To solve this problem, you are on the right track with your calculations. Let's break it down step by step:
First, write the balanced chemical equation:
K2SO4(aq) + BaCl2(aq) = BaSO4(s) + 2KCl(aq)
This equation shows that 1 mole of BaCl2 reacts with 1 mole of BaSO4.
For part A, you correctly found the moles of BaCl2 and K2SO4. However, there is an error in your calculation. Let's rework it correctly:
0.0500 mol BaCl2 * (1 mol BaSO4/1 mol BaCl2) * (208.2 g BaSO4/1 mol BaSO4) = 10.4 g BaSO4
So the correct mass of BaSO4 that should precipitate for Part A is 10.4 g, not 10.5 g.
Now, for the information about K2SO4, you should ignore it because the question asks for the mass of BaSO4 precipitated, not K2SO4.
In Part B, your calculations were correct, but you made a mistake in your interpretation of the result. You found the mass of BaSO4 for BaCl2 as 2.08 g and for K2SO4 as 10.4 g. However, remember that you are determining the mass of BaSO4 that should precipitate, meaning the actual mass of BaSO4 formed from the limiting reactant.

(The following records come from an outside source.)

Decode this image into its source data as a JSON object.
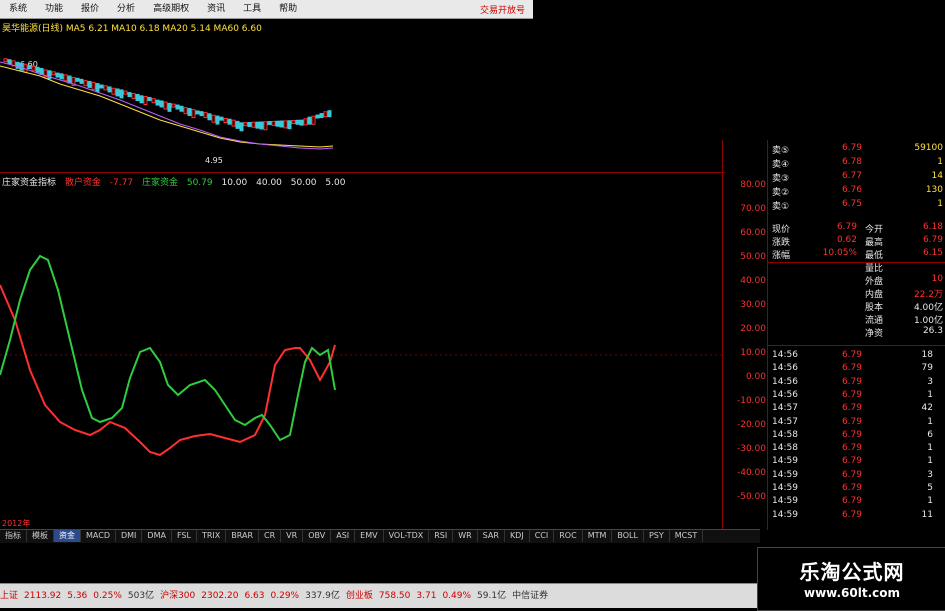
{
  "menu": {
    "items": [
      "系统",
      "功能",
      "报价",
      "分析",
      "高级期权",
      "资讯",
      "工具",
      "帮助"
    ],
    "right_label": "交易开放号"
  },
  "kline": {
    "info": "昊华能源(日线) MA5 6.21 MA10 6.18 MA20 5.14 MA60 6.60",
    "price_label": "6.60",
    "low_label": "4.95"
  },
  "indicator": {
    "title": "庄家资金指标",
    "items": [
      {
        "label": "散户资金",
        "value": "",
        "color": "#ff3030"
      },
      {
        "label": "-7.77",
        "value": "",
        "color": "#ff3030"
      },
      {
        "label": "庄家资金",
        "value": "",
        "color": "#2ecc40"
      },
      {
        "label": "50.79",
        "value": "",
        "color": "#2ecc40"
      },
      {
        "label": "10.00",
        "value": "",
        "color": "#e8e8e8"
      },
      {
        "label": "40.00",
        "value": "",
        "color": "#e8e8e8"
      },
      {
        "label": "50.00",
        "value": "",
        "color": "#e8e8e8"
      },
      {
        "label": "5.00",
        "value": "",
        "color": "#e8e8e8"
      }
    ],
    "series_colors": {
      "retail": "#ff3030",
      "main": "#2ecc40"
    }
  },
  "axis_labels": [
    "80.00",
    "70.00",
    "60.00",
    "50.00",
    "40.00",
    "30.00",
    "20.00",
    "10.00",
    "0.00",
    "-10.00",
    "-20.00",
    "-30.00",
    "-40.00",
    "-50.00"
  ],
  "order_book": [
    {
      "label": "卖⑤",
      "price": "6.79",
      "vol": "59100"
    },
    {
      "label": "卖④",
      "price": "6.78",
      "vol": "1"
    },
    {
      "label": "卖③",
      "price": "6.77",
      "vol": "14"
    },
    {
      "label": "卖②",
      "price": "6.76",
      "vol": "130"
    },
    {
      "label": "卖①",
      "price": "6.75",
      "vol": "1"
    }
  ],
  "quote": [
    {
      "label": "现价",
      "value": "6.79",
      "label2": "今开",
      "value2": "6.18"
    },
    {
      "label": "涨跌",
      "value": "0.62",
      "label2": "最高",
      "value2": "6.79"
    },
    {
      "label": "涨幅",
      "value": "10.05%",
      "label2": "最低",
      "value2": "6.15"
    },
    {
      "label": "",
      "value": "",
      "label2": "量比",
      "value2": ""
    },
    {
      "label": "",
      "value": "",
      "label2": "外盘",
      "value2": "10"
    },
    {
      "label": "",
      "value": "",
      "label2": "内盘",
      "value2": "22.2万"
    },
    {
      "label": "",
      "value": "",
      "label2": "股本",
      "value2": "4.00亿"
    },
    {
      "label": "",
      "value": "",
      "label2": "流通",
      "value2": "1.00亿"
    },
    {
      "label": "",
      "value": "",
      "label2": "净资",
      "value2": "26.3"
    }
  ],
  "ticks": [
    {
      "time": "14:56",
      "price": "6.79",
      "vol": "18"
    },
    {
      "time": "14:56",
      "price": "6.79",
      "vol": "79"
    },
    {
      "time": "14:56",
      "price": "6.79",
      "vol": "3"
    },
    {
      "time": "14:56",
      "price": "6.79",
      "vol": "1"
    },
    {
      "time": "14:57",
      "price": "6.79",
      "vol": "42"
    },
    {
      "time": "14:57",
      "price": "6.79",
      "vol": "1"
    },
    {
      "time": "14:58",
      "price": "6.79",
      "vol": "6"
    },
    {
      "time": "14:58",
      "price": "6.79",
      "vol": "1"
    },
    {
      "time": "14:59",
      "price": "6.79",
      "vol": "1"
    },
    {
      "time": "14:59",
      "price": "6.79",
      "vol": "3"
    },
    {
      "time": "14:59",
      "price": "6.79",
      "vol": "5"
    },
    {
      "time": "14:59",
      "price": "6.79",
      "vol": "1"
    },
    {
      "time": "14:59",
      "price": "6.79",
      "vol": "11"
    }
  ],
  "year_label": "2012年",
  "tabs": [
    "指标",
    "模板",
    "资金",
    "MACD",
    "DMI",
    "DMA",
    "FSL",
    "TRIX",
    "BRAR",
    "CR",
    "VR",
    "OBV",
    "ASI",
    "EMV",
    "VOL-TDX",
    "RSI",
    "WR",
    "SAR",
    "KDJ",
    "CCI",
    "ROC",
    "MTM",
    "BOLL",
    "PSY",
    "MCST"
  ],
  "status": [
    {
      "text": "上证",
      "color": "#c00"
    },
    {
      "text": "2113.92",
      "color": "#c00"
    },
    {
      "text": "5.36",
      "color": "#c00"
    },
    {
      "text": "0.25%",
      "color": "#c00"
    },
    {
      "text": "503亿",
      "color": "#333"
    },
    {
      "text": "沪深300",
      "color": "#c00"
    },
    {
      "text": "2302.20",
      "color": "#c00"
    },
    {
      "text": "6.63",
      "color": "#c00"
    },
    {
      "text": "0.29%",
      "color": "#c00"
    },
    {
      "text": "337.9亿",
      "color": "#333"
    },
    {
      "text": "创业板",
      "color": "#c00"
    },
    {
      "text": "758.50",
      "color": "#c00"
    },
    {
      "text": "3.71",
      "color": "#c00"
    },
    {
      "text": "0.49%",
      "color": "#c00"
    },
    {
      "text": "59.1亿",
      "color": "#333"
    },
    {
      "text": "中信证券",
      "color": "#333"
    }
  ],
  "watermark": {
    "line1": "乐淘公式网",
    "line2": "www.60lt.com"
  }
}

In this case, the limiting reactant is BaCl2 because its amount is lesser.
So the correct mass of BaSO4 that should precipitate for Part B is 2.08 g, not 2.33 g.
Again, for the information about K2SO4, you can ignore it.
For Part C, you need to repeat the same calculations as Part B, considering BaCl2 as the limiting reactant.
So the correct mass of BaSO4 that should precipitate for Part C is also 2.08 g, not 2.33 g.
In summary:
- For Part A, the mass of BaSO4 that should precipitate is 10.4 g.
- For Parts B and C, the mass of BaSO4 that should precipitate is 2.08 g.
Remember to always consider the limiting reactant when calculating the mass of the precipitate.